Here’s a story to illustrate my point: Last summer I was bringing in some used furniture after being away for a week. Your personal exemption after a week away is $750, I had about $1200 worth of stuff (I was furnishing my new house). Since I was trucking it in with a U-Haul I decided to try my luck with a mixed case of wines (12) I had acquired. At the border I declared my furniture and presented the customs official with an itemized list of what I was hauling, I also remarked that I had 12 bottles of wine each with a retail value of under $15. I knew I was going to pay some duty but was shocked to learn that my $180 case of wine cost me more to bring in than my $450 overage on furniture.
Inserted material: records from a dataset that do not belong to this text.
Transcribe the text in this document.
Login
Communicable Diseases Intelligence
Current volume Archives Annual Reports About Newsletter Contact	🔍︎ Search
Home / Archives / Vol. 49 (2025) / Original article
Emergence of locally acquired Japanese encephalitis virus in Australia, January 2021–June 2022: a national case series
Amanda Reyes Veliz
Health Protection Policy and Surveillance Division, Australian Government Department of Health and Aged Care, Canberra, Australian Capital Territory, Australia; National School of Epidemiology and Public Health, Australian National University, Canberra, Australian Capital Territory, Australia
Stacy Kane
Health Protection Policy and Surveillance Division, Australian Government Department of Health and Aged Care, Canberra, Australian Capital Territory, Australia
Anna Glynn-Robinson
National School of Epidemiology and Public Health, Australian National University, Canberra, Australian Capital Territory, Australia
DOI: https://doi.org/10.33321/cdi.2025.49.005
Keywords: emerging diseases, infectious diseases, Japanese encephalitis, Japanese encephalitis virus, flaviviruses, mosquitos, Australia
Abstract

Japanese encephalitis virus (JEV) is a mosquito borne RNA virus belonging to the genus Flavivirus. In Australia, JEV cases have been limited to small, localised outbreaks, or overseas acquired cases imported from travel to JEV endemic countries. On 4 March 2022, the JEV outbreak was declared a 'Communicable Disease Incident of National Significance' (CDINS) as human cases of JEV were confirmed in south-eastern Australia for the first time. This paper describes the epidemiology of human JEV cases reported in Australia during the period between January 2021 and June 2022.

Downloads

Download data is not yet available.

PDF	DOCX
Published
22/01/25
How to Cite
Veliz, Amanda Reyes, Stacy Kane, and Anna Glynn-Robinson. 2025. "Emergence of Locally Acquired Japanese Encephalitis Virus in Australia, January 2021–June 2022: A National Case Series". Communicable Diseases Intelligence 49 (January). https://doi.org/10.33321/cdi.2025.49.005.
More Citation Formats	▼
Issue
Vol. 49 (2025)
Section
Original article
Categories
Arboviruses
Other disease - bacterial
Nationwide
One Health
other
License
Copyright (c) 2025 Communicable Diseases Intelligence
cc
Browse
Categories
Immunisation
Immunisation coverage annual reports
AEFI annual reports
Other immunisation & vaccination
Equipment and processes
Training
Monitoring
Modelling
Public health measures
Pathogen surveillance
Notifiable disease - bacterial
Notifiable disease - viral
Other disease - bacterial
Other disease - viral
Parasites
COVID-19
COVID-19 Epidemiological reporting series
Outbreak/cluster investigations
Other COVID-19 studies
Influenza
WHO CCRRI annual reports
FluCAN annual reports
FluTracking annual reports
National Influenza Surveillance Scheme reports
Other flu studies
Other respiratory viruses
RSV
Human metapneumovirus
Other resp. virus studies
It is also important to note that I was actually paying duty on only $150 worth of wine, as two of the 12 bottles were exempt.
Two more examples to illustrate the point …
Story 1: My wife travels to the US every day for work. We were planning a get together with friends and thought we’d serve a shot called “little beers” (Liquor 43 topped with heavy cream). The day before she was to buy it she asked a border guard what the duty would be if she were to bring it in. She was told that depending on the alcohol content she could be paying as much as double the retail cost. Double?!? Needless to say she did not bring a bottle back, but I ask, whatever happened to free trade and the freedom of movement across the border? By the way, Liquor 43 is coming to Ontario in the late November Vintages release and will cost consumers just over $40 whereas you can buy a bottle in New York or Michigan for less than half.
While story 1 illustrates what happens when driving across the border, but here is an example of how it affects other travel plans you might have:
Story 2: For my mother’s 70th birthday she wanted to visit a wine-producing foreign land. She had visited Italy in the past but with a non-drinker who was not interested in partaking in touring the wine country-side. As great a plan as it was, I reminded my mother that she could only bring back 2 bottles, no matter how many lovely Italian wines she found. Her smile disappeared at the thought of having to reduce a trip to Italian wine-country to just two bottles, so instead we traveled to British Columbia where we could ship back wines to our own province with nary a second glance from the post office, or the prying eyes of customs officials. My mother still wants to visit Italy for the wine but knowing she can bring back so little makes the trip seem less exciting.
From California we carried back three bottles each and luckily had a sympathetic customs official who allowed the 6 bottles in without much questioning.